Delivery Semantics
Delivery Semantics answers: what guarantees does an interaction edge provide?
Delivery guarantees are always scoped to a defined boundary, key, stream, partition, actor, transaction, or protocol. They do not automatically mean that a business transition committed.
Delivery semantics may specify:
- At-most-once, at-least-once, or effectively-once delivery within a defined boundary.
- Ordered delivery per key.
- Durable or volatile delivery.
- Replayable or retained delivery.
- Deduplicated delivery.
- Whether the receiver must be idempotent.
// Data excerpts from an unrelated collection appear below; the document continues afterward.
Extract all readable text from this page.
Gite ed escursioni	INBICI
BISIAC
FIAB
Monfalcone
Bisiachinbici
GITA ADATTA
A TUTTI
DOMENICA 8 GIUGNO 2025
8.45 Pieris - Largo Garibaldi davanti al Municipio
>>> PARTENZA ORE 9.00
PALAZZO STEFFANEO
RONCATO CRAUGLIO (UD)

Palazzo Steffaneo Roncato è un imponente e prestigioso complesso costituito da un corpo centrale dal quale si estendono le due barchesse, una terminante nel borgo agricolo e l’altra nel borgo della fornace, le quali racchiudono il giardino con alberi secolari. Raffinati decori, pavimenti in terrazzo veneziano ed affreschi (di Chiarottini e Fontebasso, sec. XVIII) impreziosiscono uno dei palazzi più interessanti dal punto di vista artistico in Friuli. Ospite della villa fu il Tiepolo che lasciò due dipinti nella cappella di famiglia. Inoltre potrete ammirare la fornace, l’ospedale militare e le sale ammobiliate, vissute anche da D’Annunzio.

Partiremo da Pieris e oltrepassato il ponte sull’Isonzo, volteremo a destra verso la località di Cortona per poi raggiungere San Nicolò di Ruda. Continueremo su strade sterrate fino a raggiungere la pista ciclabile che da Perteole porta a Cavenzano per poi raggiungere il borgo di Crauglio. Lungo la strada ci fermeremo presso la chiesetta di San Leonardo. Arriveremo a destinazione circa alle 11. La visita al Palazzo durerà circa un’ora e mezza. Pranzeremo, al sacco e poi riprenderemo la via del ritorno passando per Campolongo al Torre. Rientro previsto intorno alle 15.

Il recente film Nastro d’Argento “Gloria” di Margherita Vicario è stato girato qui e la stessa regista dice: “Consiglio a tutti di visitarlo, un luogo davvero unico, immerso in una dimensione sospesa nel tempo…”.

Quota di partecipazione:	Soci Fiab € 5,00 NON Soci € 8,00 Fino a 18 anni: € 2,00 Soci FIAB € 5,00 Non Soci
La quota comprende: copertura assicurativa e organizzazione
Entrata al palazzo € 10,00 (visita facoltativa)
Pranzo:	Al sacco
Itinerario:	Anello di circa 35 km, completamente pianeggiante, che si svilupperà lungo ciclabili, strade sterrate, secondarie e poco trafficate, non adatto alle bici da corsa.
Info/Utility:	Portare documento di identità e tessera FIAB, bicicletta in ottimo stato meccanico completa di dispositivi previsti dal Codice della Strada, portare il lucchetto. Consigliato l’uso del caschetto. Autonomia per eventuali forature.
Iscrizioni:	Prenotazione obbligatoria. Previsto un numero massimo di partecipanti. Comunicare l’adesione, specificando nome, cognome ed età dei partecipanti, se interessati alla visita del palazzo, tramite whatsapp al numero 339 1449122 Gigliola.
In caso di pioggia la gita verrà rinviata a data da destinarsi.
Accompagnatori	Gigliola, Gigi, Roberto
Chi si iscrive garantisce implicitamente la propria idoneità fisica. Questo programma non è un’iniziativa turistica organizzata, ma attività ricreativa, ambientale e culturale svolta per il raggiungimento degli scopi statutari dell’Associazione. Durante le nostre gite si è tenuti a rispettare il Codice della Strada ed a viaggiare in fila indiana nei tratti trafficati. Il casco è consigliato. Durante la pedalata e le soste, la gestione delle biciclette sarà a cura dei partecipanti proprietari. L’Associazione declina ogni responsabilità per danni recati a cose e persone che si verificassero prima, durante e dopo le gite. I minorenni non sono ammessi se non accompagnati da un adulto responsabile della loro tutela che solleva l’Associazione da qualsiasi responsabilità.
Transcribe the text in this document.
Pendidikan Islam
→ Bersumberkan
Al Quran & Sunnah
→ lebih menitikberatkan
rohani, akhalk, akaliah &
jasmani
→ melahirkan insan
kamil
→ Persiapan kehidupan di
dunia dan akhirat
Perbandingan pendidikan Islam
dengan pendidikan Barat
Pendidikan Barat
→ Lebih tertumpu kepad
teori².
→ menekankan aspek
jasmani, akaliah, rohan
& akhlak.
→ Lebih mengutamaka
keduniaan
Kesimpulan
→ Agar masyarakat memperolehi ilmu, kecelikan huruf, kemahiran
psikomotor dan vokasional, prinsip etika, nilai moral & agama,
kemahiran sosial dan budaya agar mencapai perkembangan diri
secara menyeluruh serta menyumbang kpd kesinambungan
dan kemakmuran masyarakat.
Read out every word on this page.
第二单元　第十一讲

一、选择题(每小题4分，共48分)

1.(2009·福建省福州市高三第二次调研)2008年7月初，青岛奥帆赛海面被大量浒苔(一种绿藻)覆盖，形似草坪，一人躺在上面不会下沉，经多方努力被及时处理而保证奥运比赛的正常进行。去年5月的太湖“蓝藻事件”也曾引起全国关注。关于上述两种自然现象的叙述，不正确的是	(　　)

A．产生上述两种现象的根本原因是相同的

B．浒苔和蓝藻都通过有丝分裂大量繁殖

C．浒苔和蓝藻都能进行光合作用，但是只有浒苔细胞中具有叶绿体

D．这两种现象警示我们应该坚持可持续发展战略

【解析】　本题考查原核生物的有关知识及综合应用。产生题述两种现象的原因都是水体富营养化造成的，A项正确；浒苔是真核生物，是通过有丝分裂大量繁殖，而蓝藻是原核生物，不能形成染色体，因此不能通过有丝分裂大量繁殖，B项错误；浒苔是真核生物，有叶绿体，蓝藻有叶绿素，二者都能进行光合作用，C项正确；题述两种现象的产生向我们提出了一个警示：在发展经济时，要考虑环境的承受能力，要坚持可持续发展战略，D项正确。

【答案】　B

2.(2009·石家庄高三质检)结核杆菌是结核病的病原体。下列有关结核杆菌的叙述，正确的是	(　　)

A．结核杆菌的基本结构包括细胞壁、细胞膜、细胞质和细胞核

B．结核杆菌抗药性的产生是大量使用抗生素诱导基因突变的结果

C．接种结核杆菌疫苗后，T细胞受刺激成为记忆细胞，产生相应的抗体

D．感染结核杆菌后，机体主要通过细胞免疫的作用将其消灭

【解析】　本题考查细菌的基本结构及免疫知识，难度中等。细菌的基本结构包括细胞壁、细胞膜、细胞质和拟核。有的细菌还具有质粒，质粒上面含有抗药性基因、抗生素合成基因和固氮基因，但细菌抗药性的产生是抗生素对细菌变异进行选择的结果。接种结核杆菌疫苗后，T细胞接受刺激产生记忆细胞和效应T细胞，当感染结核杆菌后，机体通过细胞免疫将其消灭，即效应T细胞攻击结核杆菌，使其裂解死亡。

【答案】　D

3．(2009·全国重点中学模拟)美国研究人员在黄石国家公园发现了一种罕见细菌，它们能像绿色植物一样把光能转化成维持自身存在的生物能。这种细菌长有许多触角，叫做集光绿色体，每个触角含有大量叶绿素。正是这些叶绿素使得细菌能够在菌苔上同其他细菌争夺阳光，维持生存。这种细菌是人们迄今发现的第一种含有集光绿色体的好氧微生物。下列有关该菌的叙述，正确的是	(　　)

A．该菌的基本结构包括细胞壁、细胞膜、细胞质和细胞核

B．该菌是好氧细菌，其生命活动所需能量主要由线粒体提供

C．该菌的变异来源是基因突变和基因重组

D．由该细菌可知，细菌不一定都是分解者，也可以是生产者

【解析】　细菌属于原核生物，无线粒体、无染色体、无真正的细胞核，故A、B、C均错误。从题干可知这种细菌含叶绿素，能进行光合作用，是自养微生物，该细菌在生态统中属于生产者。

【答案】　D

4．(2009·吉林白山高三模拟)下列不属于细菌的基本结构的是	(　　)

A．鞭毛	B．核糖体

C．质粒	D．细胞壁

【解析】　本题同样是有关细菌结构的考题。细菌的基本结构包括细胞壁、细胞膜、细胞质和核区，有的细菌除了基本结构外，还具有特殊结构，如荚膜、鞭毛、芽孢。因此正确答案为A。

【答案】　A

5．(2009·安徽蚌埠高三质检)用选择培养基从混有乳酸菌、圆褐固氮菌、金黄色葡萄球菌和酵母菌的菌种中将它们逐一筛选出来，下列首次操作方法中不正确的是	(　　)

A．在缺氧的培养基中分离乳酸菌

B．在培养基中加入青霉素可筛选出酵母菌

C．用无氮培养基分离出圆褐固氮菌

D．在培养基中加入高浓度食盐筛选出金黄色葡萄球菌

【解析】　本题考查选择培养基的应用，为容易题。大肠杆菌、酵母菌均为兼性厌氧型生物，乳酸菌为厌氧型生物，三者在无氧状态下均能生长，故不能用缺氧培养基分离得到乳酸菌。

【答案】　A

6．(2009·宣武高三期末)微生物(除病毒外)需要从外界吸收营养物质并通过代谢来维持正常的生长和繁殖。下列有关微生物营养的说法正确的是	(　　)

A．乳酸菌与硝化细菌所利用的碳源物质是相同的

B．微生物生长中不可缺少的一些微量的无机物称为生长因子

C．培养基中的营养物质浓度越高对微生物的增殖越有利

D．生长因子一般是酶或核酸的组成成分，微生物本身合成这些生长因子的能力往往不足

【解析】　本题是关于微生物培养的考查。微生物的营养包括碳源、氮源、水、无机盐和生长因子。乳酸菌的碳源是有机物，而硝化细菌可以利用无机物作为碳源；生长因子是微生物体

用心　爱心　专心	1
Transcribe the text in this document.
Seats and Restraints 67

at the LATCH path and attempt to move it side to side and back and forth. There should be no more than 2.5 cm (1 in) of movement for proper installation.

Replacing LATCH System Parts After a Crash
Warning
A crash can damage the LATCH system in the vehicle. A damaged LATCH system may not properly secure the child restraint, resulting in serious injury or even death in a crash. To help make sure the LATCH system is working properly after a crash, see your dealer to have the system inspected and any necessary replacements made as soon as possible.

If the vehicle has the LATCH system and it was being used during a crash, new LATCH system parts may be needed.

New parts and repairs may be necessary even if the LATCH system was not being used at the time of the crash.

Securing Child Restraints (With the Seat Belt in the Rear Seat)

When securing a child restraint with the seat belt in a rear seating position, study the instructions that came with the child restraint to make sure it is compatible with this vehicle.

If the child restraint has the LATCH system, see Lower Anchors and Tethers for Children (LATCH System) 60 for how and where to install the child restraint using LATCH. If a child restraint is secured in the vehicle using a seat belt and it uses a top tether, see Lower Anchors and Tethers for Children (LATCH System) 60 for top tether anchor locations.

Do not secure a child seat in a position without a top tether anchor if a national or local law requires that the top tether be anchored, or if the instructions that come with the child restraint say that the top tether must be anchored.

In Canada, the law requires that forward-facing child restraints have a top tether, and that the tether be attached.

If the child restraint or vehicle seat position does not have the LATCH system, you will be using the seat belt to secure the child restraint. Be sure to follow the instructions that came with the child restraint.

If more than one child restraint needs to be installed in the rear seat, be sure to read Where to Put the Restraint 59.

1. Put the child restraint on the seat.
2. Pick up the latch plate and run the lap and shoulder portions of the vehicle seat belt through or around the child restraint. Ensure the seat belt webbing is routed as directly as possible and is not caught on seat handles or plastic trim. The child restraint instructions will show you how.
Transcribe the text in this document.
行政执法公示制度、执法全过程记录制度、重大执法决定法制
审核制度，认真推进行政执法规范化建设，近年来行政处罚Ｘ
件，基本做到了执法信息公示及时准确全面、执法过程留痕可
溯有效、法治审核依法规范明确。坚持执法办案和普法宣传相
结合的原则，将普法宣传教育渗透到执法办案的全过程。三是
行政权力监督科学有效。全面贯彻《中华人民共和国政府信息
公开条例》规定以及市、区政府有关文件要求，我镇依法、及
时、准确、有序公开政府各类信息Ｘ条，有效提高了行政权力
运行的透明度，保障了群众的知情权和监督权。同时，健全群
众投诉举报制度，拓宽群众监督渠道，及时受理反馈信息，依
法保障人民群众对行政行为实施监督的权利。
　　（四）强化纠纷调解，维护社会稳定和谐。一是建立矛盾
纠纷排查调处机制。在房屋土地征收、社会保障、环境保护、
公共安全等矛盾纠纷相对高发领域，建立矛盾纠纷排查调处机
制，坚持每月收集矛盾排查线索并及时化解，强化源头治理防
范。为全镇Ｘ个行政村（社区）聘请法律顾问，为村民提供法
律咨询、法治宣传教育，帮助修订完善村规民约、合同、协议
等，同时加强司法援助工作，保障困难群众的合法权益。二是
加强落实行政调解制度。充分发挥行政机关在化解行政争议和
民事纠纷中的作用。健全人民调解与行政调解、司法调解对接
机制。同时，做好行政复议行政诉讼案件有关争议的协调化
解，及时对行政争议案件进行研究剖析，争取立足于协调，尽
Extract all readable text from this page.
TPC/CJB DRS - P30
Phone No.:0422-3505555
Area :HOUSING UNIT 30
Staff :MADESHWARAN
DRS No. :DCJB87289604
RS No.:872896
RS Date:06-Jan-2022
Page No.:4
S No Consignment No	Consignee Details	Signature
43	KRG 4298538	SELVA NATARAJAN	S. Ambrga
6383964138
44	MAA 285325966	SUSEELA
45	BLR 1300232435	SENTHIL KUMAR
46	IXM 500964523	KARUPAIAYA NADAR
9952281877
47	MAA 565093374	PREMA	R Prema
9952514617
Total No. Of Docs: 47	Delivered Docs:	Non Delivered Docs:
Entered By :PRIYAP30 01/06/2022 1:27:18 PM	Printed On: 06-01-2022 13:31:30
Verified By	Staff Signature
- What acknowledgments mean.
For CRDTs, delivery requirements depend on the CRDT family. State-based CRDTs can tolerate duplicated state delivery when merge is idempotent. Operation-based CRDTs require the delivery assumptions under which concurrent operations commute, such as causal, reliable, or exactly-once operation delivery within the relevant boundary.
The meaning of an acknowledgment must be defined explicitly. It may mean accepted, persisted, processed, committed, responsibility transferred, or something narrower.
Delivery semantics are one way asynchronous interaction gains stronger structure. Ordered delivery, durable delivery, acknowledgment, replay, and deduplication do not necessarily make the interaction synchronous, but they define which independent occurrences are later related, joined, or observed as coherent.
Related concepts: interaction, acknowledgments, ordering, commit boundaries, effects, idempotency, recovery, CRDTs, synchrony and asynchrony, observer, brokers, network.